Is Obama Good for the Stock Market?

WASHINGTON (TheStreet) — Stock market returns are influenced by many factors. Interest rates, economic growth, currency exchange rates and expectations about the future play a part in returns, making projections difficult and risky.

One way to predict market performance is to look at presidential administrations. This may seem a little spurious at first, but the logic actually follows quite nicely.

Jeremy Grantham, chairman of the Boston-based asset manager GMO, echoed research by Marshall D. Nickles of Pepperdine University while speaking at the CFA Institute Annual Conference last week. Nickles' research, published in 2004, says the first and second year of a presidential term is usually marked by declining stocks. In the third year, stocks often generate above-average returns before retreating to averages in the fourth year.
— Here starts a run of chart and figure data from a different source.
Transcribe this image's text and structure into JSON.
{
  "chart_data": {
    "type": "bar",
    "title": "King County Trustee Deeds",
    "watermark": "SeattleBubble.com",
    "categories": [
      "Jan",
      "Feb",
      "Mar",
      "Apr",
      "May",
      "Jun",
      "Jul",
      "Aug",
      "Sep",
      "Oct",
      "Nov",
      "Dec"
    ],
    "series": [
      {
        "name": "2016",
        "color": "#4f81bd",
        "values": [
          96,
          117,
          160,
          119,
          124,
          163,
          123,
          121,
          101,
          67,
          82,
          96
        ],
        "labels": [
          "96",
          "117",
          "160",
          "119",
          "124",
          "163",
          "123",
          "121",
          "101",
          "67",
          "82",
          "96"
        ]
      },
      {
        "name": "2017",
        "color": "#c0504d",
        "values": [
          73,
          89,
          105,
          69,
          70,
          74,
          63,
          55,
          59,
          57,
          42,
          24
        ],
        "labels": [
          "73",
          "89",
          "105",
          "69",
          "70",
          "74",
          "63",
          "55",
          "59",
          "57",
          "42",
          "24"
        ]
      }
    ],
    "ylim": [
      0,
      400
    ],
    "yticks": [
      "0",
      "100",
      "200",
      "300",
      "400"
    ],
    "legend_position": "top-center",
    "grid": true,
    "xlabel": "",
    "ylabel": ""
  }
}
This makes sense when you consider the way in which power is transitioned in the U.S. When the new administration takes over, the transition period is a lot of logistics and housecleaning while policy slowly takes shape. The first few quarters of a term can be a mishmash of old policy and new as the table is set for the next four years.

At this point, investors and companies are feeling out the new president to get an idea of how the next four years will play out and how their business may be impacted by Washington. This tentativeness can make buying slow and make bulls hesitant, keeping a lid on gains.

The second year sees more of the same as the first midterm election gets underway and the administration starts to get down to the business of putting in place objectives that may not have been marquee campaign promises, but are still viewed as critical to its vision.

By the third year, the vision for America that brought a president to the White House has likely taken hold and the country is probably feeling the effects of the regime's policy, without influence from the previous administration's actions on interest rates and spending. At this point, fiscal and monetary policies made under the previous leader no longer impact the new administration, which can take responsibility for the success or failure of the market and economy.

Nickles suggests in his 2004 paper that the most attractive strategy to exploit these trends would be to push into the stock market on Oct. 1 of the second year of the administration and sell out on Dec. 31 of the fourth year. This strategy would have turned $1,000 into $73,000 between 1952 and 2000. Those gains would have been severely hurt in the last year of President George W. Bush's tenure, when the market collapsed in the subprime crisis.